Warum soll es Bundestagsabgeordneten besser gehen als jedem anderen in diesem Land? Zu Wochenanfang wurde das politische Berlin davon aufgeschreckt, dass im Büro eines Parlamentariers zwei kleine Mikrofone mit Kabel gefunden wurden. Wie es heißt, eignen sie sich nicht zum Abhören, doch wer will das angesichts des inzwischen erreichten Standes der Technik auf diesem Gebiet schon so genau wissen? Und wenn tatsächlich nicht im vorgefundenen Zustand, ging es nicht vorher oder nachher, indem der Rest der Ausrüstung installiert und aktiviert wurde? Und wer könnte dahinterstecken – der Verfassungsschutz oder vielleicht Journalisten, die ihren Kollegen einen Schritt voraus sein wollten (wobei letzteres, wie wir inzwischen wissen, die Beteiligung von Ersterem nicht ausschließt). So viele Fragen, und keine Antworten.

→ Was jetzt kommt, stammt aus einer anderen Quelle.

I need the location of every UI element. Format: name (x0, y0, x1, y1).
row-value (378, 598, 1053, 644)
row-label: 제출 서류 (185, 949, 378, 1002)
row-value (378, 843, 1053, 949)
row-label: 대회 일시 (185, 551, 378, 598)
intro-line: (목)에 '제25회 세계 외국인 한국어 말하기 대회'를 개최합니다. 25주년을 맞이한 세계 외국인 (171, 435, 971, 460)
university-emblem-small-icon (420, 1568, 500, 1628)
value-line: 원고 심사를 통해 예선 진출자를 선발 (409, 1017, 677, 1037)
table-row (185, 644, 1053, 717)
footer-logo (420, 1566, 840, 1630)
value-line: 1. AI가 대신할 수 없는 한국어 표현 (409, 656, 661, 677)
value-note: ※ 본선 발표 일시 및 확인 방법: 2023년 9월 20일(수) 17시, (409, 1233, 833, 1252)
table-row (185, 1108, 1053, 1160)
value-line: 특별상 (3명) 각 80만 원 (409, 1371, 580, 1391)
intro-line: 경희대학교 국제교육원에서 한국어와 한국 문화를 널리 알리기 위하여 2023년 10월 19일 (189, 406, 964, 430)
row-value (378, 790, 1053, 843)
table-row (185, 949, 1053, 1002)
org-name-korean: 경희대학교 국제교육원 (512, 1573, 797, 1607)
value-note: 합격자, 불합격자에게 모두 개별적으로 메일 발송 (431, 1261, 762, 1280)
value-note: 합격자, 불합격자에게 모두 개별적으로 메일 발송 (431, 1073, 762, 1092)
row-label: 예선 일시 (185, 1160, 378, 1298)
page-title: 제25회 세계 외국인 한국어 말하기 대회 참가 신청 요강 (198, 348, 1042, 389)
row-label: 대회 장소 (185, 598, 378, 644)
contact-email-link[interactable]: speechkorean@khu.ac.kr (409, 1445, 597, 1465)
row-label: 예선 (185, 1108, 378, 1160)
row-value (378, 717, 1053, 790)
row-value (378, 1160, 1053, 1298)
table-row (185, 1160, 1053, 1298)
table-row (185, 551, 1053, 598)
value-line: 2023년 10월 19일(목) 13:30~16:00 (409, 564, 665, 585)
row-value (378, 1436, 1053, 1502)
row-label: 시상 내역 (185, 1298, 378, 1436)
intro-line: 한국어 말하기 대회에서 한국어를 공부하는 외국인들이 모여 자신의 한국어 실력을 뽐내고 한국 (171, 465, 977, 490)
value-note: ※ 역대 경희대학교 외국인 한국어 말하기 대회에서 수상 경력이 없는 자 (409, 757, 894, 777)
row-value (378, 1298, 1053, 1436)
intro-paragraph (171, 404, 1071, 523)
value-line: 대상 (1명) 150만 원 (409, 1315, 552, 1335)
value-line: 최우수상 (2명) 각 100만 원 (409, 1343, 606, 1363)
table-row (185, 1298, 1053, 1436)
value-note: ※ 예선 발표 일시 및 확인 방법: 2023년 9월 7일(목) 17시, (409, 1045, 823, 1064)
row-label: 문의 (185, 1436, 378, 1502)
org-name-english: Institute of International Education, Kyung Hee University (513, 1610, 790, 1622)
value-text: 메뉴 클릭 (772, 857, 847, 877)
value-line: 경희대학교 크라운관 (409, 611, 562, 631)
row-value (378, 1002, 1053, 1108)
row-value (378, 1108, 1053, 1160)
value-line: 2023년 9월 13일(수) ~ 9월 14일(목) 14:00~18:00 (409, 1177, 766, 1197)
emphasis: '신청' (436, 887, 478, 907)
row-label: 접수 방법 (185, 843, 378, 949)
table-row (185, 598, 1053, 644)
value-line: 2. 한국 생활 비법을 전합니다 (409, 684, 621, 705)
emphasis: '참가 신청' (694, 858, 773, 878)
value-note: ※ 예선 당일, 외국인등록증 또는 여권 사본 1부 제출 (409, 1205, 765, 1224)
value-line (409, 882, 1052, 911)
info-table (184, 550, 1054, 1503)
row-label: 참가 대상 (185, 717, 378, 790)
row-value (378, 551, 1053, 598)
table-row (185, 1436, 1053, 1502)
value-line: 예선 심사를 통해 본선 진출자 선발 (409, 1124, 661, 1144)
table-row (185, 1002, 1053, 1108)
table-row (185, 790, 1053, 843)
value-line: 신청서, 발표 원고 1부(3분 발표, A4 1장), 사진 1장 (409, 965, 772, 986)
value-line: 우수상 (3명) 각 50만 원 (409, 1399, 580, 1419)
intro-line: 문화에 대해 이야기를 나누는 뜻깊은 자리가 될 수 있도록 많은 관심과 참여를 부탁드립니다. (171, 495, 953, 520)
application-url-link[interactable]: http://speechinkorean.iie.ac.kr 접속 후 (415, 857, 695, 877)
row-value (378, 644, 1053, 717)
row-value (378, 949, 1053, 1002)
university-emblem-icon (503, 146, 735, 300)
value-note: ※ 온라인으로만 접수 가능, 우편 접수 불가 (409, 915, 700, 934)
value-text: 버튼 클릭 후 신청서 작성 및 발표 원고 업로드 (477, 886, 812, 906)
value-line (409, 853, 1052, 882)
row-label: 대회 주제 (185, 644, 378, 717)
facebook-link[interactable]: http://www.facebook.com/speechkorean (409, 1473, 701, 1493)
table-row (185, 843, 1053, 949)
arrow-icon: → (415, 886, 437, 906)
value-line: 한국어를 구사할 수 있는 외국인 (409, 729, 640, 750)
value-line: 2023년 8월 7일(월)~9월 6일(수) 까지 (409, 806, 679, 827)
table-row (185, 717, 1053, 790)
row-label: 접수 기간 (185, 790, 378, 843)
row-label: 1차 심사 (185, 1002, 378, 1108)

Den gewöhnlichen Bürger mag das kalt lassen, sieht er sich doch im Zeitalter der Terrorbekämpfung ständig irgendwelchen Lausch- und Spähangriffen ausgesetzt – und sei es beim Fahren in der Straßenbahn. Kameras und Mikrofone, Trojaner im Internet und Strichcodes auf allerlei Papieren gehören längst zum Inventar der Rund-um-Überwachung, mit dem wir alle nahezu ständig beobachtet werden. Gerade jene Parlamentarier von CDU und SPD, die sich jetzt am erschrockensten geben, haben mit einer ganzen Serie so genannter Anti-Terror-Pakete den Hauptbeitrag dazu geleistet. Zauberlehrlinge, die nun mit nassen Hosen dastehen.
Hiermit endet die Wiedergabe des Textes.